Why Trump’s withdrawal from the Paris agreement is not a disaster
Following the announcement by President Donald Trump that the United States will withdraw from the COP21 agreement, leading impact investor Jochen Wermuth, Founder and CIO of Wermuth Asset Management, has said that the move will not be detrimental to climate protection efforts.
US exit from COP21 won’t impact climate protection efforts
Speaking at the Berlin Green Investment Summit at the offices of the Tagesspiegel on 20 June, Wermuth said that market forces will dictate the path of climate change, following the strong growth and resulting competitiveness of renewable energy and electric vehicles.
Jochen Wermuth commented: “Trump’s withdrawal from the Paris agreement is not the catastrophe it seems. Mega-trends in ever cheaper renewable energy, electric mobility and storage are well established and backed by their competitiveness. As recently as a year ago, such a decision could have been detrimental, now it simply means parts of the US will be left behind.
“The EU and China are leading the green industrial revolution and will assume global economic leadership. The economic case for moving into renewables before the carbon bubble bursts is well understood. Market forces are now climate change’s best friends. The world of fossil fuels is slowly coming to an end, and is set to become as outdated as an unreconstructed US president attempting to extend the life of America’s coal and oil industries.”

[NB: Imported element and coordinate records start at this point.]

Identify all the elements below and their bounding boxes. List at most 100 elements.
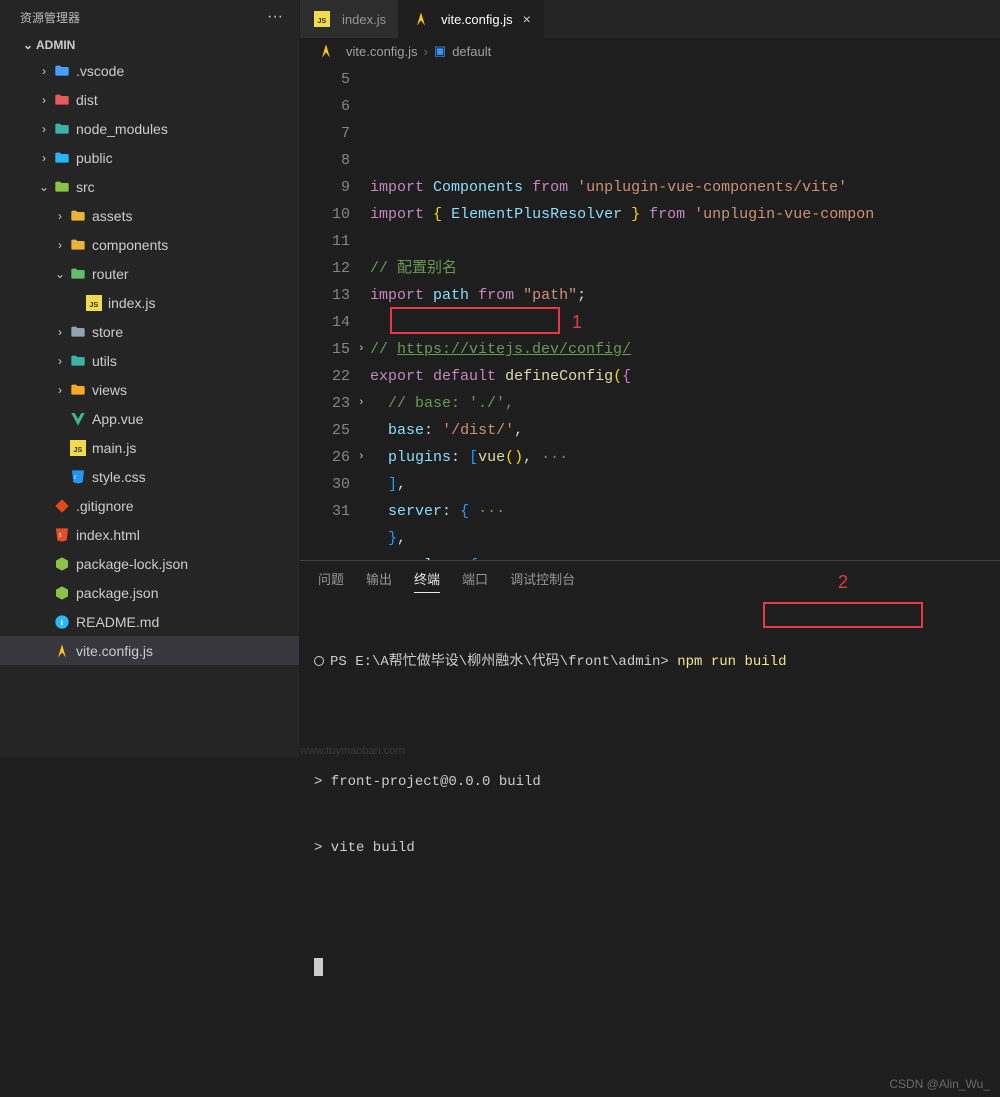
tree-item-vite-config-js[interactable]: vite.config.js bbox=[0, 636, 299, 665]
folder-gray-icon bbox=[68, 324, 88, 340]
main-area: JSindex.jsvite.config.js× vite.config.js… bbox=[300, 0, 1000, 757]
file-tree: ›.vscode›dist›node_modules›public⌄src›as… bbox=[0, 56, 299, 757]
code-line-8[interactable]: // 配置别名 bbox=[370, 255, 1000, 282]
tree-item-store[interactable]: ›store bbox=[0, 317, 299, 346]
tree-item--vscode[interactable]: ›.vscode bbox=[0, 56, 299, 85]
tree-label: router bbox=[92, 266, 129, 282]
close-icon[interactable]: × bbox=[523, 11, 531, 27]
code-line-13[interactable]: // base: './', bbox=[370, 390, 1000, 417]
more-icon[interactable]: ··· bbox=[267, 8, 283, 26]
tree-item-index-html[interactable]: 5index.html bbox=[0, 520, 299, 549]
vite-icon bbox=[52, 643, 72, 659]
tree-label: dist bbox=[76, 92, 98, 108]
code-content[interactable]: 1 import Components from 'unplugin-vue-c… bbox=[370, 64, 1000, 560]
code-line-26[interactable]: resolve: { ··· bbox=[370, 552, 1000, 560]
tree-item-assets[interactable]: › assets bbox=[0, 201, 299, 230]
tree-item-router[interactable]: ⌄ router bbox=[0, 259, 299, 288]
chevron-icon: › bbox=[52, 238, 68, 252]
annotation-box-2 bbox=[763, 602, 923, 628]
html-icon: 5 bbox=[52, 527, 72, 543]
tree-item-App-vue[interactable]: App.vue bbox=[0, 404, 299, 433]
code-line-7[interactable] bbox=[370, 228, 1000, 255]
panel-tab-1[interactable]: 输出 bbox=[366, 569, 392, 593]
tree-item-package-json[interactable]: package.json bbox=[0, 578, 299, 607]
vite-icon bbox=[316, 43, 336, 59]
tree-label: .vscode bbox=[76, 63, 124, 79]
svg-text:JS: JS bbox=[89, 300, 98, 309]
code-line-11[interactable]: // https://vitejs.dev/config/ bbox=[370, 336, 1000, 363]
cube-icon: ▣ bbox=[434, 43, 446, 59]
tab-vite-config-js[interactable]: vite.config.js× bbox=[399, 0, 544, 38]
tree-item-node_modules[interactable]: ›node_modules bbox=[0, 114, 299, 143]
code-line-10[interactable] bbox=[370, 309, 1000, 336]
tree-item-utils[interactable]: ›utils bbox=[0, 346, 299, 375]
tree-item-style-css[interactable]: ⫽style.css bbox=[0, 462, 299, 491]
chevron-icon: ⌄ bbox=[52, 267, 68, 281]
fold-icon[interactable]: › bbox=[358, 390, 365, 417]
tree-label: package-lock.json bbox=[76, 556, 188, 572]
breadcrumb-separator: › bbox=[424, 44, 428, 59]
tree-label: vite.config.js bbox=[76, 643, 153, 659]
fold-icon[interactable]: › bbox=[358, 444, 365, 471]
tree-item-index-js[interactable]: JSindex.js bbox=[0, 288, 299, 317]
panel-tab-0[interactable]: 问题 bbox=[318, 569, 344, 593]
tree-label: node_modules bbox=[76, 121, 168, 137]
js-icon: JS bbox=[84, 295, 104, 311]
breadcrumb[interactable]: vite.config.js › ▣ default bbox=[300, 38, 1000, 64]
annotation-label-2: 2 bbox=[838, 571, 848, 593]
svg-text:JS: JS bbox=[73, 445, 82, 454]
node-icon bbox=[52, 556, 72, 572]
tree-item-src[interactable]: ⌄src bbox=[0, 172, 299, 201]
panel-tab-2[interactable]: 终端 bbox=[414, 569, 440, 593]
tree-item-main-js[interactable]: JS main.js bbox=[0, 433, 299, 462]
code-line-23[interactable]: server: { ··· bbox=[370, 498, 1000, 525]
code-line-12[interactable]: export default defineConfig({ bbox=[370, 363, 1000, 390]
tree-label: utils bbox=[92, 353, 117, 369]
code-line-25[interactable]: }, bbox=[370, 525, 1000, 552]
code-line-15[interactable]: plugins: [vue(), ··· bbox=[370, 444, 1000, 471]
tree-item--gitignore[interactable]: .gitignore bbox=[0, 491, 299, 520]
panel-tab-3[interactable]: 端口 bbox=[462, 569, 488, 593]
code-line-9[interactable]: import path from "path"; bbox=[370, 282, 1000, 309]
tree-item-dist[interactable]: ›dist bbox=[0, 85, 299, 114]
svg-text:i: i bbox=[61, 617, 63, 627]
chevron-icon: › bbox=[52, 209, 68, 223]
node-icon bbox=[52, 585, 72, 601]
svg-text:JS: JS bbox=[317, 16, 326, 25]
tree-label: package.json bbox=[76, 585, 159, 601]
tree-label: App.vue bbox=[92, 411, 143, 427]
terminal-command: npm run build bbox=[677, 654, 786, 670]
code-line-22[interactable]: ], bbox=[370, 471, 1000, 498]
tree-item-views[interactable]: ›views bbox=[0, 375, 299, 404]
code-line-5[interactable]: import Components from 'unplugin-vue-com… bbox=[370, 174, 1000, 201]
tree-label: main.js bbox=[92, 440, 136, 456]
code-line-14[interactable]: base: '/dist/', bbox=[370, 417, 1000, 444]
breadcrumb-file: vite.config.js bbox=[346, 44, 418, 59]
tab-index-js[interactable]: JS index.js bbox=[300, 0, 399, 38]
css-icon: ⫽ bbox=[68, 469, 88, 485]
watermark-left: www.tuymaoban.com bbox=[300, 745, 405, 757]
tree-item-components[interactable]: › components bbox=[0, 230, 299, 259]
folder-green-icon bbox=[52, 179, 72, 195]
project-name: ADMIN bbox=[36, 38, 75, 52]
git-icon bbox=[52, 498, 72, 514]
tree-item-public[interactable]: ›public bbox=[0, 143, 299, 172]
breadcrumb-symbol: default bbox=[452, 44, 491, 59]
tree-label: components bbox=[92, 237, 168, 253]
tree-item-package-lock-json[interactable]: package-lock.json bbox=[0, 549, 299, 578]
tree-label: assets bbox=[92, 208, 132, 224]
tree-label: src bbox=[76, 179, 95, 195]
tab-label: index.js bbox=[342, 12, 386, 27]
chevron-down-icon: ⌄ bbox=[20, 38, 36, 52]
info-icon: i bbox=[52, 614, 72, 630]
tree-item-README-md[interactable]: iREADME.md bbox=[0, 607, 299, 636]
terminal[interactable]: PS E:\A帮忙做毕设\柳州融水\代码\front\admin> npm ru… bbox=[300, 599, 1000, 1097]
fold-icon[interactable]: › bbox=[358, 336, 365, 363]
folder-teal-icon bbox=[68, 353, 88, 369]
project-header[interactable]: ⌄ ADMIN bbox=[0, 34, 299, 56]
code-line-6[interactable]: import { ElementPlusResolver } from 'unp… bbox=[370, 201, 1000, 228]
watermark: CSDN @Alin_Wu_ bbox=[889, 1073, 990, 1095]
code-editor[interactable]: 56789101112131415›2223›2526›3031 1 impor… bbox=[300, 64, 1000, 560]
terminal-output-2: > vite build bbox=[314, 837, 986, 859]
panel-tab-4[interactable]: 调试控制台 bbox=[510, 569, 575, 593]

UAE opportunity to lead ME in growing renewable energy infrastructure
The conditions for investment in renewable energy in the Middle East are healthy. The cost of solar energy in Dubai is now approximately $3 cents per kilowatt. Commitments have been made by leading Middle East countries, such as the UAE, to develop solar energy production.
The Mohammed bin Rashid Al Maktoum Solar Park, for example, is a $13 billion project that will produce five gigawatts of power once completed. As a project developed in the oil-rich UAE, this is a clear example that environmental sustainability is now increasingly high on the regional economic agenda.
The global cost of energy generation from wind and solar power has continued to fall and is now offered at less than $3cent/kWh, with which oil can only compete at a price below $5/barrel. Electric vehicles are competitive, with 250 million Chinese drivers now using 100 per cent electric cars, scooters and bikes. Meanwhile, the cost of storage is also falling rapidly.
In many developed markets, renewable energy is more competitively priced than fossil fuel alternatives without the support of government subsidies, and therefore an obvious choice for forward-thinking investors.
Fossil fuel subsidies, however, remain an issue. The health costs of burning a ton of CO2 (eg. through asthma, allergies and cancer) are estimated by the IMF to be around €60/ton of CO2, with global climate change costs of around €70/ton. The total cost amounts to around €130/ton, which is what Sweden, the fastest growing OECD economy for the past 20 years, charges for CO2 emissions.
According to the EU Emission Trading System (ETS), the price of CO2 emissions is as low as €5/ton, with some estimates for the price of CO2 globally as low as negative €150/ton (subsidised).
In May 2017, the High Level Commission on Carbon Prices, led by Nobel Laureate Joseph Stiglitz and Lord Nicholas Stern concluded that an immediate move to CO2 prices of at least €40-€70/ton is required to limit further misallocation of capital and to have a chance of reaching the Paris agreement’s target of no more than 1.5 degrees Celsius global warming.
Market forces will drive climate change efforts
In investment terms, major global corporates, insurers, and other institutions have shown a growing appetite, and are delivering on commitments, to divest from fossil fuels. They realize that the financial risk associated with investment in exploration for oil, coal and gas is growing.
Wermuth explained: “Resource-efficient and green power companies not only contribute to the reduction of CO2 emissions, but are economically attractive and therefore offer profitable investment opportunities now and in the future. Investments in companies with established business models in the areas of resource efficiency, renewable energy and electro-mobility – whether through the purchase of shares or bonds, or private equity investments – will continue to grow in importance. In this context, growth stage private equity investment is key, as many companies in the emerging technologies space will be absent from stock markets for some time.
“The historical comparison is striking: the champions of the last industrial revolution – the Siemens, Rockefellers and JP Morgans – were not listed from inception, but all eventually took their place as champions, eventually replacing all but one of the constituents of the first Dow Jones Index, which had been made up mainly of steam engine railway companies.”
The international Divest Invest programme, which establishes commitments to investing away from fossil fuels and into environmentally-friendly alternatives, calculates that over $5 trillion has been withdrawn from oil, gas and coal companies by institutional and private investors globally.
Wermuth added: “The upside potential of the green industrial revolution can therefore mainly be realised by investing in growth stage private equity, which will be of critical importance for asset allocation by institutional investors, not just for the returns it offers, but also for the strategic information new technologies and business models provide for other assets, such as bonds of oil-producing nations.”